A competence hierarchy is usually not so well established in a company, if it is present at all. What do I mean with a competence hierarchy? I mean a kind of shadow hierarchy (of that executive hierarchy I mentioned) with people not in charge in an executive way, not dealing with money, functions or salaries, but a hierarchy based on expertise, competence in doing the job well. The American model of organisations has been adopted in many countries, and that model seems to emphasise that management is key. To become a manager is to be successful in what you do. The natural career growth path for people is forced in the direction of executive responsibilities, which we call in this article (derived from the RACI model about which more later) accountability. This results in a continuous drain of responsible competences. Also in most organisations the reward system is not geared towards responsible competences. It is considered to be part of the job description to do your job well. It is completely overlooked that competent people add value to an organization that is much more than any reward system I know can cope with. A competent person is not, say, 10% more productive than an average person, but research has shown that the margin is an order of magnitude bigger, in the 100 percents. Were organizations to deal with this, it would mean that wages for responsible roles could very well be much higher than for accountable roles. I always try to make executives realize this fact, and deal with the consequences. Neglecting the value of competent people in your organization will inevitable lead to a brain drain.

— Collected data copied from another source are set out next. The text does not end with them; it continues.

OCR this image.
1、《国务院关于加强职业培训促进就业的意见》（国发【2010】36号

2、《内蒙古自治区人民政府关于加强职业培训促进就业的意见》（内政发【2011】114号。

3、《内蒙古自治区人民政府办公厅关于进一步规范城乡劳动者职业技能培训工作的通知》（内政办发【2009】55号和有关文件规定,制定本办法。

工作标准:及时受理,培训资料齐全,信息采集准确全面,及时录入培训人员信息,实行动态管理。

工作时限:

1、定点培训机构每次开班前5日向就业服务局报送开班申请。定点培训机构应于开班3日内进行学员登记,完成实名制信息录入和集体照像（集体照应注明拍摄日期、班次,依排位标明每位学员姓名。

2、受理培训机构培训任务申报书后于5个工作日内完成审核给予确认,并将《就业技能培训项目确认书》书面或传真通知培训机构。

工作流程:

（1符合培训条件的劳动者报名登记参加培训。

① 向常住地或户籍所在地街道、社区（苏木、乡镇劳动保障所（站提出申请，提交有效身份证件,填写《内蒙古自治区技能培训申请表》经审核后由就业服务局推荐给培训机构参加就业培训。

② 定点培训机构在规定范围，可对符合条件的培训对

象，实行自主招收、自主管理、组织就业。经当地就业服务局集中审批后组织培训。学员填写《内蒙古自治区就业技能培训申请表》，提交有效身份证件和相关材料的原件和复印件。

In the Netherlands (and internationally) a model has been used in many organizations that expresses this rather elegantly. It is called the RACI matrix. Below you can see an example in the nautical domain.
I will not enter into an explanation about the consulted and keep informed aspects but want to focus in this blog on the responsible and accountable aspects, relating to the executive and competence hierarchies I talked about.
Responsible is what I mean with “competence hierarchy”. Someone is responsible because he or she has the competence to do what he does, or to say what he says. This competence can be based on experience, or on the proper education, or preferably a combination of both. The competence is not one that is exercised in an executive manner: the work being done is usually the result of an order issued by an accountable role, because persons with that role have the resources (financial or otherwise) to allocate and direct.
Most companies have no competence hierarchy installed. People do their jobs and report the results one way or another to an executive role, an accountable role. The problem of course is twofold: both the accountable and responsible roles need to be submitted to a qualitative assessment. Who is going to provide that? An accountable role is not without competence obviously, as is a responsible role, although the latter is more clearly based on competence. If the only hierarchy installed is an executive one, there is a need for competence assessment that is only partly met by additional instruments.
Several methods exist for this. We have the 360 Degree Assessment method for example. Other methods exist, like McClelland’s and Hay Group’s competency identification process which attempts to take into account emotional factors that contribute to competence, something many existing methods do not address, perhaps simply because those factors are hard to quantify.
The responsible role is one that I label as being played by the architect. The term “architect” would even be one that I propose as the term covering this responsibility within organisations. I would like to argue for a non-executive responsibility on the various executive levels in organisations, for “ownership of competence” by filling this role not with a hired consultant, but with a person that is part of the (competence-focussed) hierarchical structure of the organisation. This way we can avoid what we see very often on the higher executive levels, namely hiring consulting companies that establish a more or less structural relationship with management to fill the void of an established architecture process, thereby “outsourcing” much of the competence that should be native to the enterprise.
An important consideration in establishing these two hierarchies is that the competence based roles do not have accountable responsibilities. A lead architect has no budget, is not a “manager” of “lesser” architects or developers. The accountable roles on the other hand need to be able to focus almost exclusively on things like budget, time, strategic goals and positioning. They can only do this effectively is they are helped by the competence roles who prepare for executive decision making with drilling down the choices and presenting them with the consequences of the various options for these focus areas. For this an Architecture Governance Board (consisting of accountable roles) should be established.